Bir kaldırımın köşesinde buldum hayalimi.
Gözlerimi kapattım, bıraktım avucuna kalbimi.
Dedi ki, sonuna kadar tutacak mısın elimi?
İçimden cevapladım, birlikte tırmanacağız tüm merdivenleri.
Mumlar üfledim, dilekler diledim.
Kayan her yıldızda adını sayıkladı dilim.

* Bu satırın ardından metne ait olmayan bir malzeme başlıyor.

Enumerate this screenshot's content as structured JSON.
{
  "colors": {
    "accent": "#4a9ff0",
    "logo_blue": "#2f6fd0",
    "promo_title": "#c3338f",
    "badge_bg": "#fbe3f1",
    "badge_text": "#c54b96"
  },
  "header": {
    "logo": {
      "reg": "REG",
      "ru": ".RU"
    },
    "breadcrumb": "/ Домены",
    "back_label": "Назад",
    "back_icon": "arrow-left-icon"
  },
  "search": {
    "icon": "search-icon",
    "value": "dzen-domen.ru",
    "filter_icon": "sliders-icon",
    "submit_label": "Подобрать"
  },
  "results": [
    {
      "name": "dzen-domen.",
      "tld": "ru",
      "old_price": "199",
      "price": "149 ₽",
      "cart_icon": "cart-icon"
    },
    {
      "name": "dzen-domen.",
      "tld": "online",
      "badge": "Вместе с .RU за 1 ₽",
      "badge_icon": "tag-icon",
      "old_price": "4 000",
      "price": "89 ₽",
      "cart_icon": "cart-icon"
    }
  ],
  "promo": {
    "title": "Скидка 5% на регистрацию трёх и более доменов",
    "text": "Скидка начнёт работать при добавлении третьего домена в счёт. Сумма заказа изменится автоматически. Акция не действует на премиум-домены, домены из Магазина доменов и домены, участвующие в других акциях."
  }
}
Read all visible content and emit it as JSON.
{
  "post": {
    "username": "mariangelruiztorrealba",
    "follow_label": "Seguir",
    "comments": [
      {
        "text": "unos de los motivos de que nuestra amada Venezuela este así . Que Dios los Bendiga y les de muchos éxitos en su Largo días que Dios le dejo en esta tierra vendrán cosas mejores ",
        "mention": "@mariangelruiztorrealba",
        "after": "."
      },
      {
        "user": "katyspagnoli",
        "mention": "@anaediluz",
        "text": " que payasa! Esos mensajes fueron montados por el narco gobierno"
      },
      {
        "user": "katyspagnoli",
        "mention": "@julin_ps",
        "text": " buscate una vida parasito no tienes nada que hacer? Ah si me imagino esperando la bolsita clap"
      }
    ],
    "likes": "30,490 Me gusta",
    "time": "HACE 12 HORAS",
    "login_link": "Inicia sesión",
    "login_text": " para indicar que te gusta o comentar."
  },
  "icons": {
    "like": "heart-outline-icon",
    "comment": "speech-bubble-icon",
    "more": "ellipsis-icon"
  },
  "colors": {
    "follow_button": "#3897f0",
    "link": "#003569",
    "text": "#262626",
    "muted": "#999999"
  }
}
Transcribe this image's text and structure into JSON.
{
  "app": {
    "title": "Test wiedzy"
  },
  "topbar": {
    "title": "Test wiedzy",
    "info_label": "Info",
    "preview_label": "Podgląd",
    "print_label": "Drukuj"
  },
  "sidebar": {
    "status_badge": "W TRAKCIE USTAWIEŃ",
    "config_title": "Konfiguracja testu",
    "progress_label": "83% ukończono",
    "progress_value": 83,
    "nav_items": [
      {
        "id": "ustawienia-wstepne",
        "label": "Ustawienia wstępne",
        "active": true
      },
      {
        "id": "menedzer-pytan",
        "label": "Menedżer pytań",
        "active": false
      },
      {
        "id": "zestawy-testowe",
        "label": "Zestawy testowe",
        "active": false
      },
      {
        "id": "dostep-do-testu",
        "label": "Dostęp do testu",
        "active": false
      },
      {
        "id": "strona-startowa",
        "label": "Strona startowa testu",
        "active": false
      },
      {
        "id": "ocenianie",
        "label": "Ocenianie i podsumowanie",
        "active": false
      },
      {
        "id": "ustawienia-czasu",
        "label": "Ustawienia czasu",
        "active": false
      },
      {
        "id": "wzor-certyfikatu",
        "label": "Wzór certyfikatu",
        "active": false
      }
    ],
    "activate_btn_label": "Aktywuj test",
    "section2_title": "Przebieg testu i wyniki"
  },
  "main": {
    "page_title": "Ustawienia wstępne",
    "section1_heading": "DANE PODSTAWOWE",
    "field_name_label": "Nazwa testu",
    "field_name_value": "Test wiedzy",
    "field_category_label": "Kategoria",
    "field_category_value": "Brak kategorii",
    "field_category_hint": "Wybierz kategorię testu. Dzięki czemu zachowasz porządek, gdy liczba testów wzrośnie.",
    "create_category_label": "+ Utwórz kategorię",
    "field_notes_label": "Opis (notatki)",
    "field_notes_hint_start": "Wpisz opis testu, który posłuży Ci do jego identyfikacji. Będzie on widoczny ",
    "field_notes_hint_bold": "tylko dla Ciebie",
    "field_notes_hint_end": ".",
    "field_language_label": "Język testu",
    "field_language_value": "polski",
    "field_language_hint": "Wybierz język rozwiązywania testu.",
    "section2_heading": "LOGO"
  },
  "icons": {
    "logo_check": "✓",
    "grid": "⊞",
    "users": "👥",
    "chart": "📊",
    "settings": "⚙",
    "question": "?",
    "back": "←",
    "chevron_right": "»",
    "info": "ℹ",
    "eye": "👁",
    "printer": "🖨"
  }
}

Ve o bana doğru tek bir adım geldiğinde
Ben hiç gitmesin diye bütün yolları denedim.
🏀
"Doruk?" dedim heyecanla. Bakışları yüzümde oyalanmaya devam ettikçe duramadım yerimde. Bir şey söyleyecekti. Bir şey söylemek için buradaydı. "Kaptın mı formayı?"
"Feza," dedi ve seri adımlarla ona doğru ilerlediğim sırada o da birkaç adım yaklaştı bana. Sadece ismimi söylemişti ama heyecanını yansıtması için bu yeterliydi. Devam etmesini beklerken kalbim yerinden çıkacak gibiydi. "Kaptık formayı."